Climate change and the increase in dengue cases in the region

Coauthors Paulo L. Ortiz Bultó and Madelaine Rivera Sánchez

In the first half of 2023, over 3 million cases of dengue fever have been reported in the Americas, resulting in the deaths of 1302 people. The number of infections exceeds the 2.8 million cases recorded in the same period in 2022 and this increase could be associated, in large part, with the effects of climate change, which have a strong influence, either directly or indirectly, on the spread of the mosquito.

The increase in extreme phenomena such as droughts and floods, which are becoming more frequent and severe, and the loss of biodiversity, which accelerates changes in natural habitats, as well as leading to a rise in forest fires, accentuate the risk of an expansion of epidemics in the region.

We sometimes tend to underestimate the effect of climate change and ignore the fact that it is the most serious environmental problem facing humanity. In fact, if we do not take measures to adapt to and mitigate the effects of climate change, we could run the risk in the not-too-distant future of the extinction of the human species.

It should be remembered that dengue generates both asymptomatic and symptomatic infections that can be slight or severe and can lead to death on many occasions. This occurs mainly among vulnerable groups such as children, the elderly, and people with depressed immune systems, especially in areas with inadequate hygienic and sanitary conditions and low socioeconomic status.

Mosquito adaptation to new conditions

Climate variability as a primary expression of climate change conditions increases mosquito populations and the emergence of viruses such as dengue, by reinforcing their power of mutability and adaptation to new conditions. The main mosquito that transmits dengue is the Aedes aegypti, which breeds in urban environments and whose evolutionary cycle depends on temperature, humidity, cloud cover, rainfall, and radiation, among other climatic variables. This includes winds, which influence the mosquito’s flight and dispersal, as well as the rate of bites.

The influence of climate change disrupts the general circulation of the atmosphere, causing imbalances in the ocean-atmosphere coupling. This situation is conducive to the ENSO event, better known as El Niño, occurring under different conditions to previous ones, with significant variations in the climate expected by the end of 2023 and the beginning of 2024.

In short, the increased presence of low atmospheric pressure centers will exacerbate the variables aforementioned and, when combined, will favor the rapid evolution of the mosquito, shortening its cycle to reach adulthood in a few days. This leads to a considerable increment in adult populations, which could generate an increase in mosquito-borne diseases in our region, some of which have already begun to be manifested. 

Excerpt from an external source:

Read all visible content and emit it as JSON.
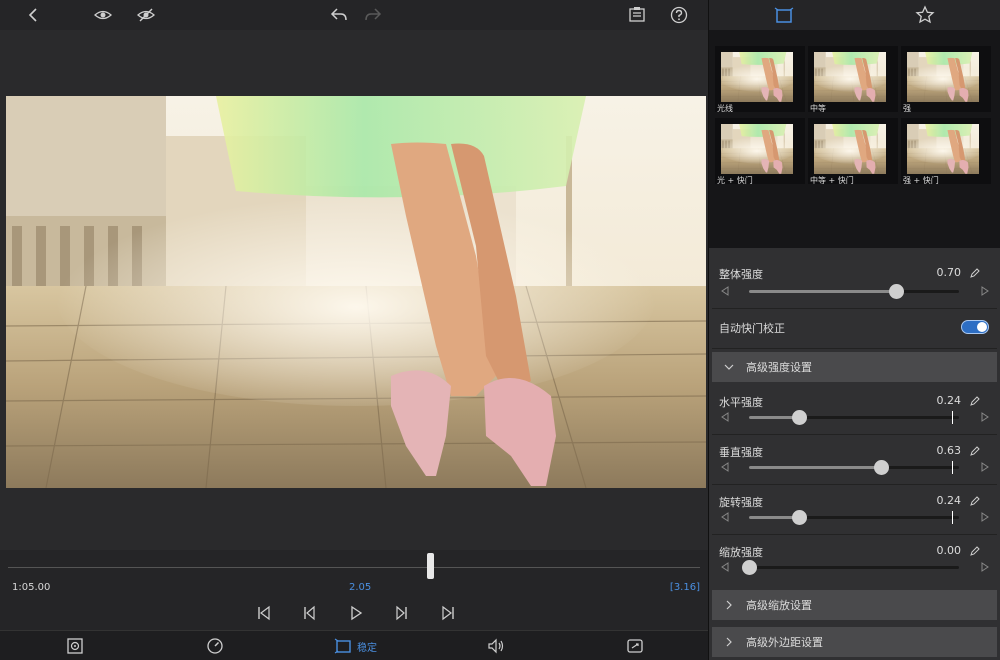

The Caribbean and Central America, which have tropical climates, and South America with subtropical climates, present the most unfavorable scenario. In fact, dengue outbreaks have been reported that significantly exceed the average number of cases in the past 5 years. In the first half of 2023, Brazil, Peru, and Bolivia are leading the way in terms of dengue cases, although all countries in the region are reporting significant numbers of cases and even with a rapid geographic expansion to areas where there was no risk of transmission before.

Dengue monitoring in the face of climate change

In Cuba, where dengue has been kept under control without ceasing to be a problem, the Early Warning System (EWS) for dengue was implemented nationwide in 2002. The monitoring of climatic conditions based on bioclimatic forecasts contributes to timely actions to strengthen prevention programs and safeguard the population. Actions were also carried out to reinforce mosquito control and surveillance, valuable information that contributed to improving prediction models and strengthening the warning system.

These advances have been implemented in countries such as Paraguay, Bolivia, Costa Rica, El Salvador, Honduras, the Dominican Republic, and Panama, considering their diverse geographical, climatic, socio-environmental, and epidemiological characteristics, which allowed intervention measures to be taken sufficiently in advance. These measures contributed to minimizing the impact on the health of the population while the period of implementation of the predictive bioclimatic models was sustained.

Currently, the implementation of early warning systems favors the reduction of the number of deaths during El Niño and other extreme events associated with climate change. Another benefit of EWS is the proactive response to the problems and needs posed by the dengue situation in the region. There is an urgent need to intensify the response capacity of the population and health services with sufficient time in advance to take measures to reduce the risk of becoming ill from dengue.

To this end, a pilot project is being developed with the support of the Inter-American Institute for Global Change Research (IAI) to implement a climate-based dengue alert system at the subnational level.

Paulo Lázaro Ortiz Bultó is a researcher at the Institute of Meteorology. Focal Point for the integration of health services, IV-Region-WMO for Cuba. Ph.D. in Economic Sciences and advisor in the region on spatial models for the prediction of climate-sensitive infectious diseases.

Madelaine Rivera Sánchez is the Director of the National Directorate of Surveillance and Antivectorial Control (DNVLA) of the Ministry of Public Health of Cuba. Doctor in Veterinary Medicine and Master in Infectious Diseases.

*Translated by Janaína Ruviaro da Silva from the original in Spanish.